A little praise can do a lot of damage

From the Mound

There’s something about praise for a child from the Upper Midwest.

It’s not really something expected in heaps and piles, loaded upon you by parents, grandparents, coaches, teachers, or other adults in your life.

That’s just not the cultural style of so many of the cultures that “settled” the Upper Midwest. The French settled Louisiana, Italians settled in New York, and Spanish settled in the South. Expressive cultures all, but not heavy influencers on the Upper Midwest.

Instead, the Dakotas, Minnesota, Nebraska, and Iowa can really trace our roots back to Germans, Dutch, Swedes, Norwegians, Polish, or Danish people (among a number of others). In general, those cultures are known for a few things: good beer, good desserts, and stoic conversational style.

It then makes sense that a person raised in that environment where praise and expressions of adoration were rare and reserved for truly impressive moments would truly feel empowered and even emboldened when those expressions came more frequently and from more “powerful” sources.

Many won’t recognize the name James Janos, but most will recognize the stage name of Minneapolis-native Jesse Ventura. After serving in the Navy, Ventura began bodybuilding, became a bodyguard for the Rolling Stones for a time, and then entered professional wrestling, where he made his name.

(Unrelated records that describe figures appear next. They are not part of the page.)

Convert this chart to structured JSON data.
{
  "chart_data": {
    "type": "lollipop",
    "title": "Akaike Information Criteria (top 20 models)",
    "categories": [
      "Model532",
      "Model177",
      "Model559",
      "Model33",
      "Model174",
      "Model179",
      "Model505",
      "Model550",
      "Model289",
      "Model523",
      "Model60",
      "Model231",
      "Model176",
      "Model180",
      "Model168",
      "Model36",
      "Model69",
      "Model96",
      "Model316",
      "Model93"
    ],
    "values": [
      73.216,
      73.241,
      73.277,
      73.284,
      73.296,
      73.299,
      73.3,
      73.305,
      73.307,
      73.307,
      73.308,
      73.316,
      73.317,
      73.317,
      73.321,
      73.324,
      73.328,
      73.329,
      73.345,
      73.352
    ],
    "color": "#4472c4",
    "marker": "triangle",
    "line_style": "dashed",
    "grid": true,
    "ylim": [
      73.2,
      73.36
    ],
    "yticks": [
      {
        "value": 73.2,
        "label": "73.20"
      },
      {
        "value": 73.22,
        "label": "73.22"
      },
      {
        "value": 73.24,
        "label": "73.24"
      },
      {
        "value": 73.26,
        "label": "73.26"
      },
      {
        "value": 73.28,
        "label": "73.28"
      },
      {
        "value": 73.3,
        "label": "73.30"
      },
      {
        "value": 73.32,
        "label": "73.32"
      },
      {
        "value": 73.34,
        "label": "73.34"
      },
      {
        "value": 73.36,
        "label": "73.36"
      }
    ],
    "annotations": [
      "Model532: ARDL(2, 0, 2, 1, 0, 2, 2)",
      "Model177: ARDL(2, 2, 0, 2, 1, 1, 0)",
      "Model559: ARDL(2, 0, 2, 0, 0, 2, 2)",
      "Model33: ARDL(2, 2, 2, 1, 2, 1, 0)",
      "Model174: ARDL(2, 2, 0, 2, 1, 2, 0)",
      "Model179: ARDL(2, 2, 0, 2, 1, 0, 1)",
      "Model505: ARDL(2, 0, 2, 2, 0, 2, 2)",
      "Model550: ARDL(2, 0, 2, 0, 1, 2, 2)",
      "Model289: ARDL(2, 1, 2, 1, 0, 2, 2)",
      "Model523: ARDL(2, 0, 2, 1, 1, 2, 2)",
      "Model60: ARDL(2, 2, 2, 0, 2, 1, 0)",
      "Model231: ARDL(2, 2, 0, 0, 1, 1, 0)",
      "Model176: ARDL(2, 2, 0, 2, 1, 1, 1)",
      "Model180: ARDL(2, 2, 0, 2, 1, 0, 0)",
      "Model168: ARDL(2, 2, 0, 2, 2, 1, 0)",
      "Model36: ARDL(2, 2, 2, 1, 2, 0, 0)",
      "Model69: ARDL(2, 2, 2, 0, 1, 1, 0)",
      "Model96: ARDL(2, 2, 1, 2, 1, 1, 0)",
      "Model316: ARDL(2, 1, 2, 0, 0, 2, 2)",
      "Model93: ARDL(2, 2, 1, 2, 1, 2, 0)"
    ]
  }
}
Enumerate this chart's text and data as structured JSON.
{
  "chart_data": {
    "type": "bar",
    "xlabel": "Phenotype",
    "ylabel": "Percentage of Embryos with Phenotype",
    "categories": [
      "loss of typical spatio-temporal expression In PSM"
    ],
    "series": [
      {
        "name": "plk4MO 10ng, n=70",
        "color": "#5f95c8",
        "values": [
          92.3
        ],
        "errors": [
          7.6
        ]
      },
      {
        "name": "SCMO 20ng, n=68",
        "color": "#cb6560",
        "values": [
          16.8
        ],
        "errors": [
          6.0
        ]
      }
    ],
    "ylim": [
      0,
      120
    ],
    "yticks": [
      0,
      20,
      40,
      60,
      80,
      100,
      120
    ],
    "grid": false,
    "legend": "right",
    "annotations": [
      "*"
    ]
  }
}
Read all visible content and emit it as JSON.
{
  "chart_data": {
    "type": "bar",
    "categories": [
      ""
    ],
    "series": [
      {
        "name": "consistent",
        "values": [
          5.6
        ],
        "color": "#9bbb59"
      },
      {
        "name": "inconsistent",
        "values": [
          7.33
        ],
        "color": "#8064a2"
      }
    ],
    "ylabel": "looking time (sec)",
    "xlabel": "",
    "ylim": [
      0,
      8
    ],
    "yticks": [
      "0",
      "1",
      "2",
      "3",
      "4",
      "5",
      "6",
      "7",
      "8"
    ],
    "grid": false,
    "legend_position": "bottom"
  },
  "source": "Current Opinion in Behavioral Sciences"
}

After roughly 15 years of wrestling and acting, Ventura ran for and won the office of mayor of Brooklyn Park, Minn. He defeated an incumbent who had been in office for 25 years.

As an independent, Ventura ran for governor of Minnesota in 1998. I was a freshman in college at the time, and I remember the campaign well. Ventura spoke to real needs of young people and farmers, bringing out voters that typically didn’t turn out well, and he won a surprising victory.

From there, Ventura filled his cabinet in Minnesota with some of the brightest political minds in the entire state from both sides of the aisle. He listened well, and in his first year as governor, he produced legislation that really did great things for many of those that he made campaign promises to help.

After his first year, multiple newspapers and magazines commented on Ventura’s first year as governor. One particular publication remarked that Ventura could be the start of a new breed of politician, while giving him an “A” grade for his first year in office.

That was it.

Ventura stopped listening.

The rest of his time as governor was a train wreck. A $3 billion budget surplus when he took office had turned into a $4.2 billion budget deficit by the time he left office after one term.

This past March, regardless of previous political views, it was hard to argue with the way South Dakota Governor Kristi Noem was handling the pandemic. She didn’t have the ability to shut down the state without going outside the bounds of the state constitution, and rather than request additional powers on the final day of the legislature, she instead put forth bills for funding and schools related to the virus and one to allow for more power in the Department of Health that was ultimately rejected by legislators.

Noem praised communities and counties that put in place ordinances that restricted movement and had aims to control the virus in April. She frequently cited the Beadle County and Huron city ordinances, which were viewed as more stringent than many states’ lockdown orders.

Then the governor started getting praised by a number of places for her choice of “freedom” for the state rather than lockdown that other governors had chosen (within their state’s powers, of course), and her comments changed.

She quickly took on a persona as a champion of individual liberty and freedom, when that was not at all what was being promoted from her office less than a month prior.

That little bit of praise had changed her focus, and as the case numbers still continue to rise in the state, eclipsing the 200th death in the state last weekend, she’s not willing to come back around to her initial position of protection to quell the spread of the virus.

Finally, this past weekend brought a sad reminder that even those we send to Washington, D.C. from the upper Midwest are not immune.

Senator John Thune, once elected without an opponent because he was so popular within his own state, made this comment in 2016 when Justice Antonin Scalia passed away in February:

“The American people deserve to have their voices heard on the nomination of the next Supreme Court justice, who could fundamentally alter the direction of the Supreme Court for a generation. Since the next presidential election is already underway, the next president should make this lifetime appointment to the Supreme Court.”

Thune made that statement in March of 2016. Since then, Sen. Thune has risen to the ranks of Majority Whip in Congress.

Just last month, Thune lost his own father, which is what makes the immediate and cold turn from a time of mourning to politics as usual so stark in his statement, released at 9 p.m. on the evening of Ruth Bader Ginsburg’s passing:

“President Trump’s Supreme Court nominee will receive a vote on the floor of the U.S. Senate.”

Perhaps there’s a reason for that upper Midwest stoicism.

Grabbing onto heaps of praise and power and becoming drunk with it always ends up hurting more than just the person that praise was originally directed toward, leaving a wake of people whose lives will be forever altered by those choices made after power inebriation.

I think I’ll stick to the German beer.